Again I ask: why are we so obsessed with the end? Why not focus on happier things, like love, life and small, fur-ball kittens?
Well, people do focus on those things – but there’s just as many drawn to the darker end of the spectrum, contemplating the many ways things could go wrong for us. It’s a practical exercise as well as a mode of entertainment, I believe, and a measure of any individual society’s zeitgeist. The sheer number of texts dealing with such a broad range of doomsday scenarios indicates, as a species, we are more frightened than ever before – and probably with good reason. There’s a lot of shit right now that could very well – and even in the next century or two, quite likely might – wipe us from existence.
Exploring the theme through entertainment a) helps us critically think about the ways in which we may avoid such a fate; b) explore the strength – and terrifying weakness – of the human condition in the face of such adversity – what it means “to be human”; and c) sometimes, to make light of both our fixation on doom-and-gloom, and our own vices and petty concerns within the epoch (I know the zombie genre is a pretty appropriate metaphor for Western society in our zeitgeist!)
I think what’s also mesmerising about apocalypse stories, on a narrative level, is that Armageddon is possibly the most intense form of conflict possible, and conflict is the essence of drama. It creates and holds audience interest. Narrative conflict, on the micro, can generally be relegated into three main categories: man vs nature, man vs man, and/or man vs self.

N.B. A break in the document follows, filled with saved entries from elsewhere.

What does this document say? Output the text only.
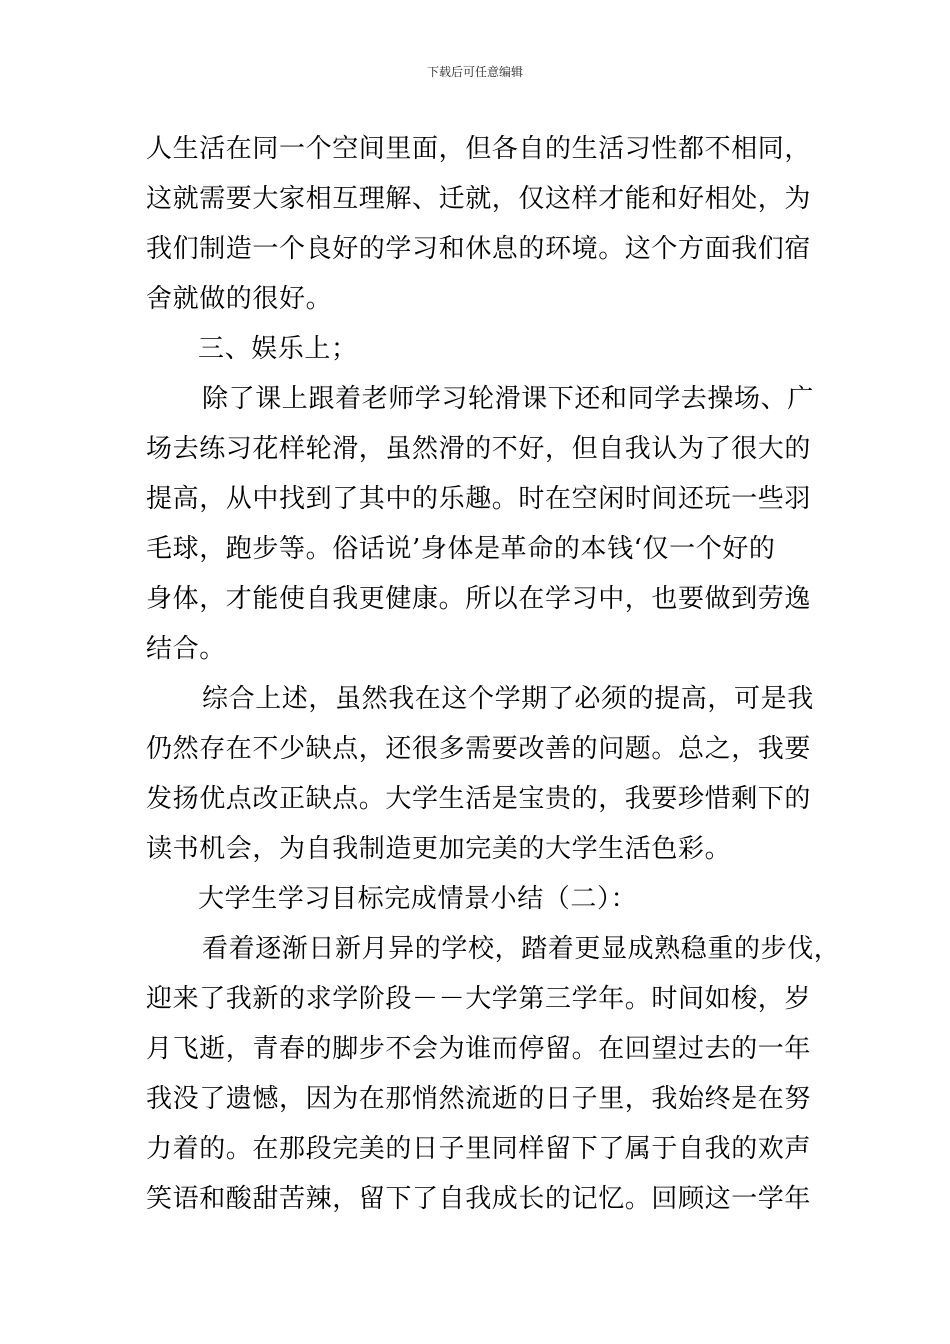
下载后可任意编辑
人生活在同一个空间里面，但各自的生活习性都不相同，
这就需要大家相互理解、迁就，仅这样才能和好相处，为
我们制造一个良好的学习和休息的环境。这个方面我们宿
舍就做的很好。
三、娱乐上；
除了课上跟着老师学习轮滑课下还和同学去操场、广
场去练习花样轮滑，虽然滑的不好，但自我认为了很大的
提高，从中找到了其中的乐趣。时在空闲时间还玩一些羽
毛球，跑步等。俗话说’身体是革命的本钱‘仅一个好的
身体，才能使自我更健康。所以在学习中，也要做到劳逸
结合。
综合上述，虽然我在这个学期了必须的提高，可是我
仍然存在不少缺点，还很多需要改善的问题。总之，我要
发扬优点改正缺点。大学生活是宝贵的，我要珍惜剩下的
读书机会，为自我制造更加完美的大学生活色彩。
大学生学习目标完成情景小结（二）：
看着逐渐日新月异的学校，踏着更显成熟稳重的步伐，
迎来了我新的求学阶段－－大学第三学年。时间如梭，岁
月飞逝，青春的脚步不会为谁而停留。在回望过去的一年
我没了遗憾，因为在那悄然流逝的日子里，我始终是在努
力着的。在那段完美的日子里同样留下了属于自我的欢声
笑语和酸甜苦辣，留下了自我成长的记忆。回顾这一学年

I think the apocalypse genre – and my love for it, epitomised in my novel-in-progress, Land of the Righteous – is so powerful because it encapsulates all three – books like Cormac McCarthy’s The Road, shows like The Walking Dead, games like The Last of Us, and so many more examples across the media. They capture the human struggle through both metaphor and entirely plausible actuality, and give us pause to contemplate ourselves – our humanity – in the process. I know it’s a mirror for me.